The Legend of the Quest for Gold

The Transmutation of the Elements

Modern Science has, for many decades, ignored the evidence of the transmutation of elements. The probable reason for this is that such an event isn’t easily explained within the confines of their atomic theory, and it is associated with the pursuits of alchemists. Nevertheless, the evidence of such transformations performed in various circumstances keeps popping up every now and then. Here’s a list:

Hens and Calcium. Louis-Nicolas Vauquelin (1767-1829) is said to have shown that chickens, fed only grain, excrete more calcium than there is in the grain they ingest. William Prout (1785 to 1850) is said to have noted that when chicks break out of eggs, they contain four times more lime (calcium oxide) than there was in the egg. Corentin Louis Kervran grew up in Brittany, an area devoid of lime (CaO) or limestone (calcium carbonate). Nevertheless, local hens laid eggs with good shells in spite of the absence of calcium in their diet. Hens were noted to always be pecking at mica (potassium silicate) in the dirt. When the hens were slaughtered, no mica was found in their gizzards. Tests showed that if hens have silicon, they continue with good shells. Without silicon, the shells become soft. (All of this is, of course, disputed.)

Watercress: Dr. Alfred Vogel, who published a book titled The Vegetable Materia Medica, which focuses on the medicinal virtues of plants, noted that germinated seeds of watercress contained more sulfur than present in the seeds themselves.

Plants and Magnesium: Sir John Bennet Lawes and Joseph Henry Gilbert observed that plants could abstract more magnesium from the soil than there was in the soil.

Kelp and Iodine: Professor Maurice Freundler (1870-1935), noted that algae (Kelp) manufacture iodine and do not extract it from the sea. There is not a trace of iodine in the pre-Cambrian rocks of the sea where the algae grow.

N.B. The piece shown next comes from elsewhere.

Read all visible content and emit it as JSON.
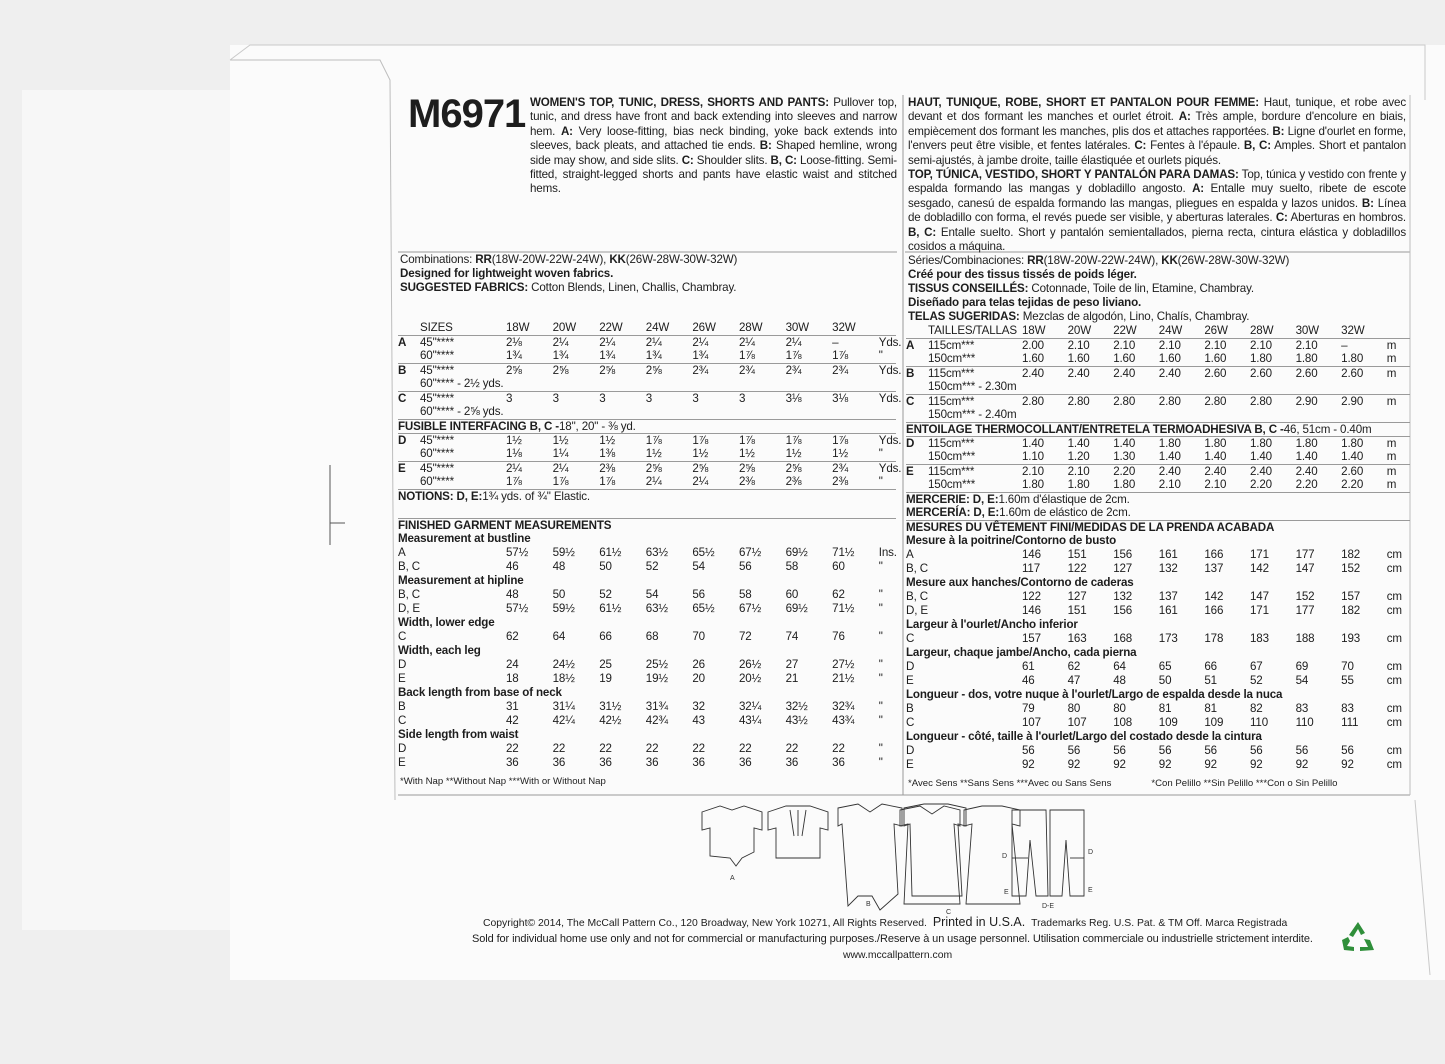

Carbon Monoxide: Three welders in Paris were found dead from carbon monoxide (CO) poisoning. A test was set up where metals were heated to incandescence. No CO was found in the air near the metals or workers” noses, but it was found in the blood of the welders. When the welders wore masks with a hose running from the mask to behind them, no CO was found in their blood. In a similar mysterious event, the Dallas Police Force installed propane-burning engines into squad cars. Drivers of the cars were hospitalized with carbon monoxide poisoning, although tests could not detect CO in the engine compartments of the cars. They abandoned the use of the engines.

Silicon and Calcium: Ehrenfried Pfeiffer noted that grass grows as long as the soil contains calcium. When the calcium is gone, grass stops growing, and daisies begin to grow. Oddly, the daisies contain lots of calcium.

Magnesium in the Soil: Prince, Zimmerman, and Bear found that plants take more magnesium from the soil than it seems to contain. The magnesium in the soil increases every year when growing Alfalfa.

Sodium to Potassium: Reinberg noted that annual plants returned 1,500,000 tons of potassium to the soil when only 750,000 tons were added in fertilizer.

Isotope transformation: Several studies have shown that certain bacteria can induce transmutation of stable isotopes like lead and nickel through metabolic processes. This suggests that biological systems possess the ability to alter the nuclear structure of elements. (Journal of Alternative and Complementary Medicine, 2010, 16(8), p. 723)

Radioactive Decay: Some microbes can alter the radioactive decay rates of certain elements, suggesting a level of control over nuclear processes. (Bioalchemy Blog, June 15, 2023)

Naturally, this proves nothing for sure – but it does point to a possibility.